A：AC自动机在匹配时如果当前字符匹配失败，那么可以用失配指针进行跳转。跳转后的串的前缀必为跳转前的模式串的后缀。这样可以大大减少重复判断的次数，降低时间复杂度。

根据此原理，我们可以给每个结点构建一个失配指针，如果找不到能够跳转的串则指向根结点，根结点的失配指针指向 $N ULL$ ，如图：

图中虚线箭头表示的就是失配指针。

从这张图中，我们可以发现： 失配指针是由其父结点的失配指针决定的，如果其父结点的失配指针指向的结点有与其值相同的子结点，那么它的失配指针就指向这个子结点。 因为字典树中兄弟结点是不会重复的，所以我们同样可以确定： 每个结点的失配指针是确定的（有且仅有一个）。 同时，因为每个结点的失配指针是由其父结点决定的，所以一个结点失配指针指向的结点深度一定小于这个结点的深度，又因为一个结点的失配指针指向的结点不一定在从根结点到这个点的路径上，所以我们需要从根结点开始，一个层次，一个层次地构建失配指针。那么，我们联想到了广度优先搜索（BFS）算法。

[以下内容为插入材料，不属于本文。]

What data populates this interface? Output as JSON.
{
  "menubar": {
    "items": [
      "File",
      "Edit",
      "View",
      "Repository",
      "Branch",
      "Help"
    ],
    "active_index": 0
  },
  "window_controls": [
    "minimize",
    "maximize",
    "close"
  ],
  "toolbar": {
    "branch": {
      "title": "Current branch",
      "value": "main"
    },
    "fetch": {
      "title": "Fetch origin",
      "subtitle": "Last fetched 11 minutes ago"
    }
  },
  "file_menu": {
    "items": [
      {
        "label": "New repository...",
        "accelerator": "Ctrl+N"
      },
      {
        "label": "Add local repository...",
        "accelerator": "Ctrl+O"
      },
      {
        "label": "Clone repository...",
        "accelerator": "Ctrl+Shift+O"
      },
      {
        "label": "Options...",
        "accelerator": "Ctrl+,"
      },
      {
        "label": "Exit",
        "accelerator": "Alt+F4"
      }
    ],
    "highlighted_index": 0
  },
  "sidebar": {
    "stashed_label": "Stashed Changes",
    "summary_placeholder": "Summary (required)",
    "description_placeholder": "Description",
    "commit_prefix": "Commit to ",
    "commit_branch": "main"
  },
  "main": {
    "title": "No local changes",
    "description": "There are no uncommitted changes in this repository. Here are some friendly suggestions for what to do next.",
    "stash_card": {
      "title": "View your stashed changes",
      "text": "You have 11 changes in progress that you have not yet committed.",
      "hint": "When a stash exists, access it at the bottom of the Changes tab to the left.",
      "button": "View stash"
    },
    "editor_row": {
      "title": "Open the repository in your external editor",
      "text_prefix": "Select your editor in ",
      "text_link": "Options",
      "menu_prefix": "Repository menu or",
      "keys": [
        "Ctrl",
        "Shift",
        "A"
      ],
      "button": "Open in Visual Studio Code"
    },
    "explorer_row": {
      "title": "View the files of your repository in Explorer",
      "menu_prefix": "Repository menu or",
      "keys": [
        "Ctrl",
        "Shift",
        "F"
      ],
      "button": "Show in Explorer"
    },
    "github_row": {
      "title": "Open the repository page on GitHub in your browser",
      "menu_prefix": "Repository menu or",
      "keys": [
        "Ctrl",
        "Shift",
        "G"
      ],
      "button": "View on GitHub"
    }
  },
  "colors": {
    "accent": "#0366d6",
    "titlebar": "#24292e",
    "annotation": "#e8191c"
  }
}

首先，我们需要给原来的结构体 $n o d e$ 添加一个属性 $f ai l$ ：

struct node {
	node *fail; // 记录失配指针
	node *next[26]; 
	int count;
	node() { 
		count = 0; 
		memset(next, NULL, sizeof(next)); 
	}
} *q[15];

然后我们用广度优先搜索实现构建失配指针，代码如下：

int head, tail;
void buildAcAutomation(node *root) {
	int i; 
	root -> fail = NULL;
	q[head++] = root;
	while (head != tail) {
		node *temp = q[tail++]; 
		node *p = NULL;
		for (i = 0; i < 26; i++) {
			if (temp -> next[i] != NULL) {
				if (temp == root)
					temp -> next[i] -> fail = root; 
				else {
					p = temp -> fail;
					while (p != NULL) {
						if (p -> next[i] != NULL) {
							temp -> next[i] -> fail = p -> next[i];
							break;
						}
						p = p -> fail;
					}
					if (p == NULL) 
						temp -> next[i] -> fail = root;
				}
				q[head++] = temp -> next[i];
			}
		}
	}
}

此处的广度优先搜索是使用指针变量的方式实现的，同样可以用队列的方式来实现，可参考C++一本通基础算法：广度优先搜索（BFS）。

匹配

最后，我们便可以在AC自动机上查找模式串中出现过哪些单词了。匹配过程分两种情况：

当前字符匹配，表示从当前结点沿着树边有一条路径可以到达目标字符，此时只需沿该路径走向下一个结点继续匹配即可，目标字符串指针移向下个字符继续匹配；
当前字符不匹配，则去当前结点失配指针所指向的字符继续匹配，匹配过程随着指针指向 $roo t$ 结束。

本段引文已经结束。